A bone graft procedure takes advantage of the fact that bone tissue is capable of regenerating, unlike many other tissues in the human body. In cases where bone has been seriously damaged or has been surgically removed, such as in cancer treatment, bone grafting helps the body heal itself naturally by stimulating growth of the remaining bone. Bone is also sometimes grafted to the jaw to provide a foundation for dental implants, which usually must be screwed directly into the jawbone.
Bone grafts can come from different sources. Autologous tissue is harvested from the patient who is to receive the graft. Common locations for harvesting include the hip bone, femur, the chin area, or the skull. The latter locations are used more often to harvest tissue for dental bone grafting. Autografting generally is the most likely method to be successful, since the likelihood of rejection of the bone tissue is extremely low. Autografting, however, requires a second surgical procedure in order to harvest the bone, bringing with it the usual risks of infection or other complications common to major surgery.
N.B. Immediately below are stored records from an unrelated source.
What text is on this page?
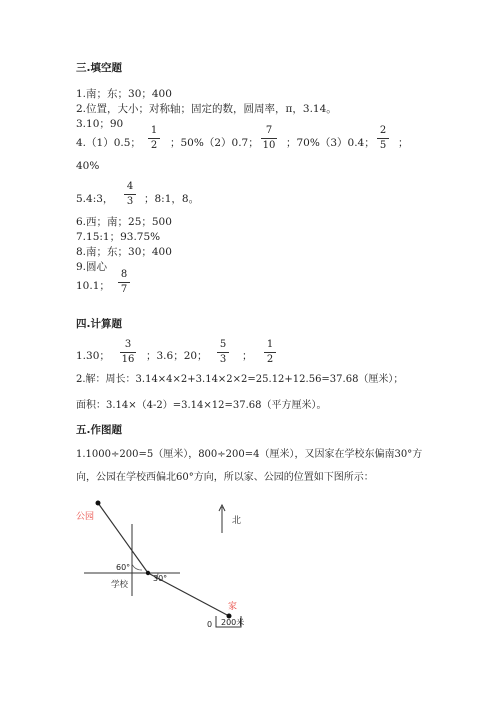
三.填空题
1.南；东；30；400
2.位置，大小；对称轴；固定的数，圆周率，π，3.14。
3.10；90
4.（1）0.5；
1
2 ；50%（2）0.7；
7
10 ；70%（3）0.4；
2
5 ；
40%
5.4:3，
4
3 ；8:1，8。
6.西；南；25；500
7.15:1；93.75%
8.南；东；30；400
9.圆心
10.1；
8
7
四.计算题
1.30；
3
16 ；3.6；20；
5
3 ；
1
2
2.解：周长：3.14×4×2+3.14×2×2=25.12+12.56=37.68（厘米）；
面积：3.14×（4-2）=3.14×12=37.68（平方厘米）。
五.作图题
1.1000÷200=5（厘米），800÷200=4（厘米），又因家在学校东偏南30°方
向，公园在学校西偏北60°方向，所以家、公园的位置如下图所示：
公园
学校
家
60°
30°
北
0 200米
By contrast, allograft bone is harvested from other sources. Allograft bone is most frequently taken from donated cadaver bone, which often is stored in bone banks. This type of implant bone graft is more likely to cause rejection in the recipient. These bone donations can be fresh, flash-frozen, or freeze-dried through a special process.
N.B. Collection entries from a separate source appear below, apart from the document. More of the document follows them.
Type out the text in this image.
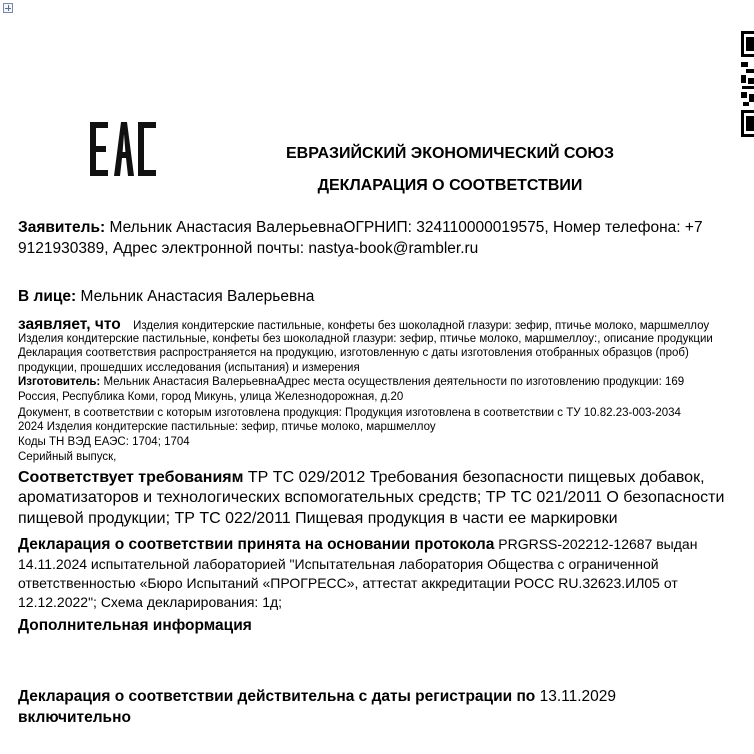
ЕВРАЗИЙСКИЙ ЭКОНОМИЧЕСКИЙ СОЮЗ
ДЕКЛАРАЦИЯ О СООТВЕТСТВИИ
Заявитель: Мельник Анастасия ВалерьевнаОГРНИП: 324110000019575, Номер телефона: +7
9121930389, Адрес электронной почты: nastya-book@rambler.ru
В лице: Мельник Анастасия Валерьевна
заявляет, что Изделия кондитерские пастильные, конфеты без шоколадной глазури: зефир, птичье молоко, маршмеллоу
Изделия кондитерские пастильные, конфеты без шоколадной глазури: зефир, птичье молоко, маршмеллоу:, описание продукции
Декларация соответствия распространяется на продукцию, изготовленную с даты изготовления отобранных образцов (проб)
продукции, прошедших исследования (испытания) и измерения
Изготовитель: Мельник Анастасия ВалерьевнаАдрес места осуществления деятельности по изготовлению продукции: 169
Россия, Республика Коми, город Микунь, улица Железнодорожная, д.20
Документ, в соответствии с которым изготовлена продукция: Продукция изготовлена в соответствии с ТУ 10.82.23-003-2034
2024 Изделия кондитерские пастильные: зефир, птичье молоко, маршмеллоу
Коды ТН ВЭД ЕАЭС: 1704; 1704
Серийный выпуск,
Соответствует требованиям ТР ТС 029/2012 Требования безопасности пищевых добавок,
ароматизаторов и технологических вспомогательных средств; ТР ТС 021/2011 О безопасности
пищевой продукции; ТР ТС 022/2011 Пищевая продукция в части ее маркировки
Декларация о соответствии принята на основании протокола PRGRSS-202212-12687 выдан
14.11.2024 испытательной лабораторией "Испытательная лаборатория Общества с ограниченной
ответственностью «Бюро Испытаний «ПРОГРЕСС», аттестат аккредитации РОСС RU.32623.ИЛ05 от
12.12.2022"; Схема декларирования: 1д;
Дополнительная информация
Декларация о соответствии действительна с даты регистрации по 13.11.2029
включительно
Another possible source for an implant bone graft is an artificial source. Artificial bones usually are formed from calcium phosphate ceramics. These specially formed materials also can help stimulate bone growth at the grafting site. There is some debate as to whether artificial bone is as effective as autografting.
While bone graft surgery can be effective for many different bone injury issues, the procedure is most commonly used in dental applications. Many patients turn to dental implants to replace removable dentures they have used for years. Long-term denture use can cause the bone in the jawbone to break down. When implants are installed, patients with missing bone often are treated with bone grafts to provide support for the implants.
Other situations where a bone graft can be used are limb salvage, replacing bone after injury or after cancerous bone has been removed, and repairing broken bones. Some congenital conditions also can be treated with bone grafting. Recovery from this kind of procedure can take several weeks to several months.